Monday, 28 July 2014

Film Review: Blackwood (Wimpenny, 2013)

 
 
 
Films that go bump... In Blackwood, the debut feature by British director Adam Wimpenny, Ed Stoppard plays Ben Marshall, a lecturer not long recovered from a breakdown, who moves with his brood – wife Rachel (Sophia Myles) and son Harry (Isaac Andrews) — to a remote country house in order to take up a new teaching post and give the family a fresh start.

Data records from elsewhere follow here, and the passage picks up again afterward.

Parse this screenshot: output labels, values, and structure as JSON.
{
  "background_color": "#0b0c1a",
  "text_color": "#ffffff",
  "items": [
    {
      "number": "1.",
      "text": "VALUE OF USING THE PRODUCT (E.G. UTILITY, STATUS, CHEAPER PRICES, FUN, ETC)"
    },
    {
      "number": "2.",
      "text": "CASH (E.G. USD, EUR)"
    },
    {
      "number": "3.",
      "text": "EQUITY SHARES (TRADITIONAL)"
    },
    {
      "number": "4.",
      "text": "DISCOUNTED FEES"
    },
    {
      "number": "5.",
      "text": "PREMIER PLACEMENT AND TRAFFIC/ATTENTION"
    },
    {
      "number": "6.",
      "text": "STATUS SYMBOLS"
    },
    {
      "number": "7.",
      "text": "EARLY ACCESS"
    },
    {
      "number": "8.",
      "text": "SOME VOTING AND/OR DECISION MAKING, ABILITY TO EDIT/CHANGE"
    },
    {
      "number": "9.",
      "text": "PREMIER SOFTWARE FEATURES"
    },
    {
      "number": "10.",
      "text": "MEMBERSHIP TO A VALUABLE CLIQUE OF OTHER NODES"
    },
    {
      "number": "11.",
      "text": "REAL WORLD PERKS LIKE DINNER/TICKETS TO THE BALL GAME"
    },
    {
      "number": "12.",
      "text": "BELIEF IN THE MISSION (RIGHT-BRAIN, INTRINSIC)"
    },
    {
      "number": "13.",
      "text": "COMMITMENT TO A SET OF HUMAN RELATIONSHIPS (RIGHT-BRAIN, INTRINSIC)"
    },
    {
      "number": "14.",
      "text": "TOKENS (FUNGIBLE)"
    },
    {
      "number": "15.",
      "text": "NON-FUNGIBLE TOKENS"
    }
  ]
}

But it’s not long before Ben starts sensing that something is wrong in the house beyond its clanking pipes and messy leaks. He starts being plagued by visions that seem to relate to previous occupants and that suggest that his family might be under threat. Are the visions real? Or could it be that the doctor is cracking up again?
 
With its strong, theatre-schooled British cast, Blackwood is the kind of film one feels well-disposed towards. And though generic and familiar from the off, it has some intriguing aspects that sustain interest for a while. Indeed, the movie begins promisingly enough, with pleasing forebodings and some well-orchestrated moments of menace. Wimpenny and screenwriter J.S. Hill also prove quite adept at sketching out tense, believable family dynamics: there’s nice work from Stoppard and Myles in these early scenes and engaging stuff from Russell Tovey – as a former soldier suffering from post-traumatic stress disorder – and from Greg Wise (last seen bopping his way through the likeable Walking on Sunshine), as a colleague of Ben’s with designs on Rachel.

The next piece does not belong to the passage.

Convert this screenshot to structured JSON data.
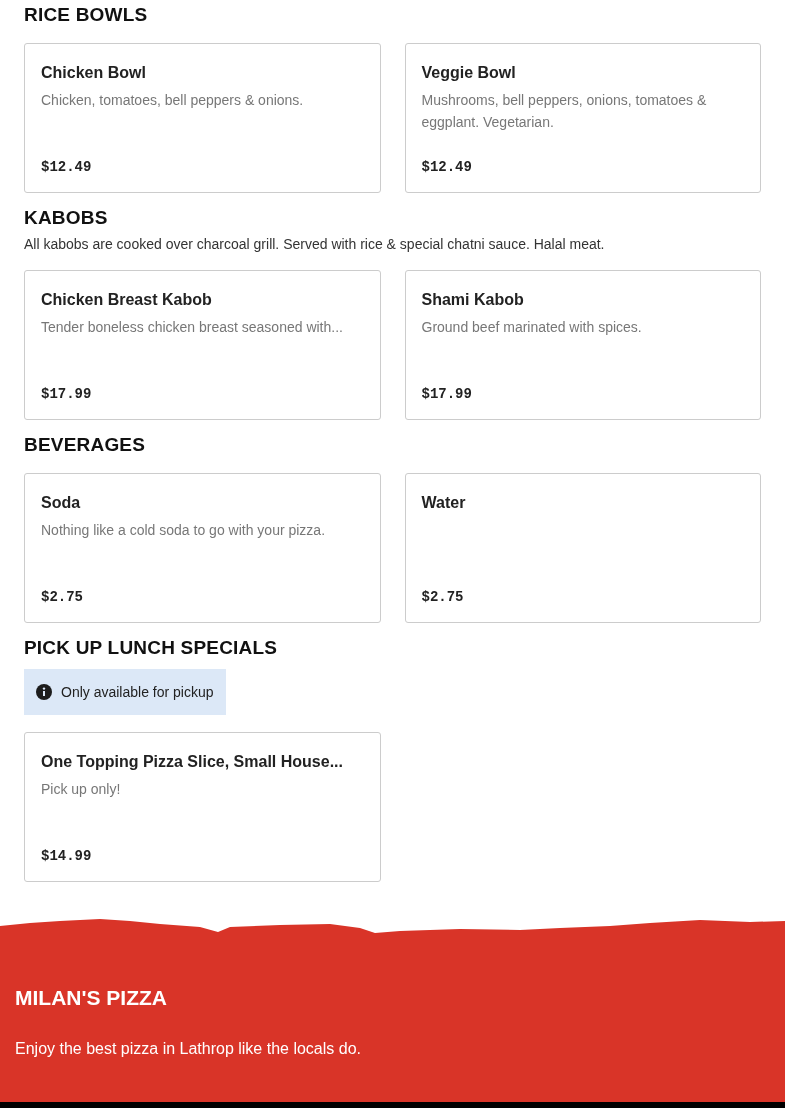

Alas, as the movie progresses, it loses the semblance of intelligence it started out with, succumbing to increasingly nonsensical plot developments. Careless in its handling of minor characters (such as Joanna Vanderham as a PhD student who is the new squeeze of Wise’s character), the movie finally stretches credibility to breaking point. What begins as a Woman in Black/Amityville Horror/Don’t Look Now hybrid (with a touch of The Turn of the Screw and even Kill List on the side) finally degenerates into a risible rip-off of The Shining, complete with histrionic performances and an unnecessarily blood-soaked climax. There’s certainly enough promise in the early sections to suggest that Wimpenny might yet make a worthwhile feature but his resolution of Blackwood proves feeble in the extreme.
 
Blackwood is released in the UK on 1st August.